Light energy can be produced by electric
bulbs, lighted candles, hurricane lamps, and
glowing torches.
Light energy enables us to see.
Light energy is also used by plants to make
their food. Without sunlight plants will die
and animals that feed on plants will also
die. Light energy is, therefore, very
important to living things.
Electrical Energy
Electrical energy is obtained from electricity,
batteries, and electrical generators. We use
electrical energy to run many domestic
appliances such as electric lamps, radios,
fans, televisions, refrigerators, and irons. Electrical energy is also used in factories for the
manufacture of various products.
This passage is riddled with examples of academic English: words, phrases, and
sentence structures that are found exclusively in written academic texts and
almost never heard in everyday speech. A student can be a competent speaker of
English and a capable reader of stories, and still be baffled when it comes time to
make sense of written academic English. Some of the main challenges of
academic English are these:
1) Nominalizations. Words like manufacture in this text (as in “the manufacture of
various products”), or transpiration, evaporation, condensation, and precipitation
that were used in the P5 lesson I observed, take a complicated activity or process
and sum it up in a single word. Such words take unpacking and explaining for
students to understand them.
4. 2) The Passive Voice. Sentences like “Electrical energy is obtained from
electricity…” are structured very differently from the Subject—Verb—Object
sentences we normally use in speech.
3) Cohesive Devices. Academic texts use certain phrases to signal the relationships
between ideas. The word therefore in “Light energy is, therefore, very important
to living things” tells readers that for the reasons mentioned earlier the result
mentioned next should follow. The phrase such as in “We use electrical energy to
run many domestic appliances such as electric lamps, radios, fans…” signals that
electric lamps, radios, fans are examples of domestic appliances.
4) Technical Terms. Words like light energy and electrical generators, as well as
transpiration, evaporation, condensation, and precipitation, are special terms that
we normally use in the domain of science.
5) Non-Technical “Tier Two Words.” Terms such as enables, obtained, domestic,
appliances, various, and products are not specialized science terms, but they are
rarely used in everyday speech.
How will students be able to navigate these challenges? The constructivist strategies the fifth
grade teacher was using were not fully up to the job. And the many colorful children’s storybooks
the project had provided these children, written in both the local language Twi and in English,
don’t offer much of a ramp up to the demands of academic language, either.
These things matter, because although they are initially taught in home languages, students in
Ghana need to understand written academic English in order to pass school leaving examinations
out of primary school. And they will need it in order to thrive in secondary school. The same is
true in Tanzania, where the language of schooling shifts from Kiswahili to English in secondary
school.
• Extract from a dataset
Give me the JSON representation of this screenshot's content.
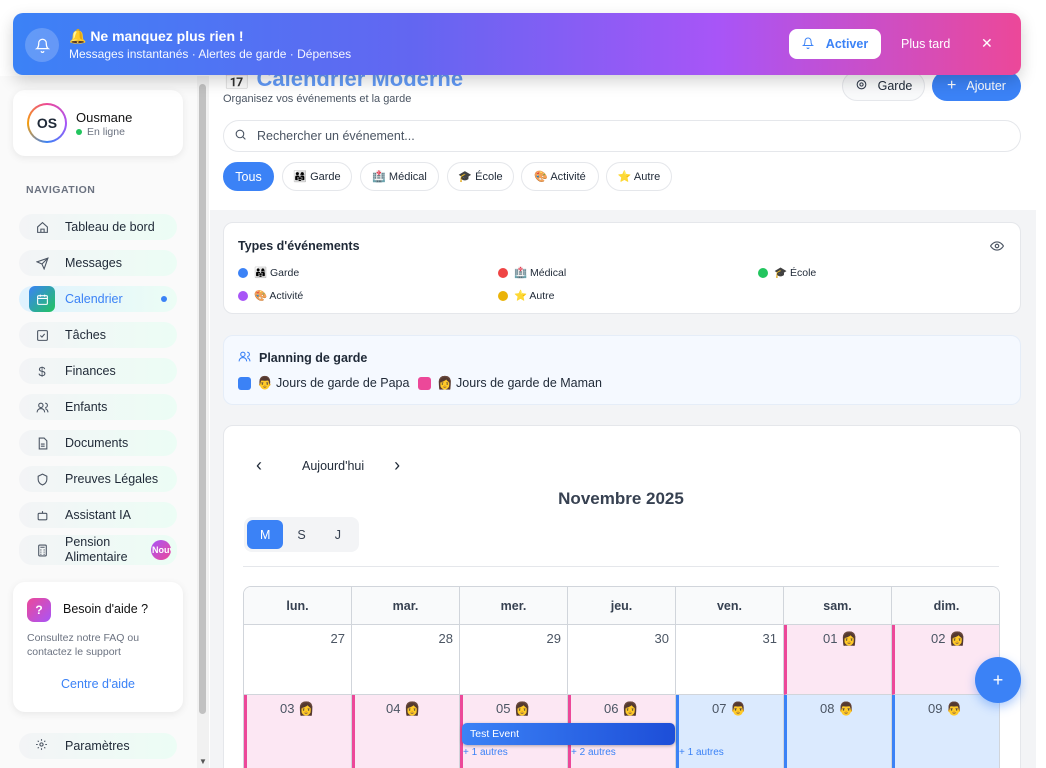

In most (or all?) countries in Africa secondary and tertiary education is conducted in a
European language—English, French, or Portuguese. There are robust trends to conduct primary
education in children’s home languages. There are strong grounds for home language education,
certainly. But for those students who will continue their education, there is a need to help them
not only make the transition to a European language, but to an academic register.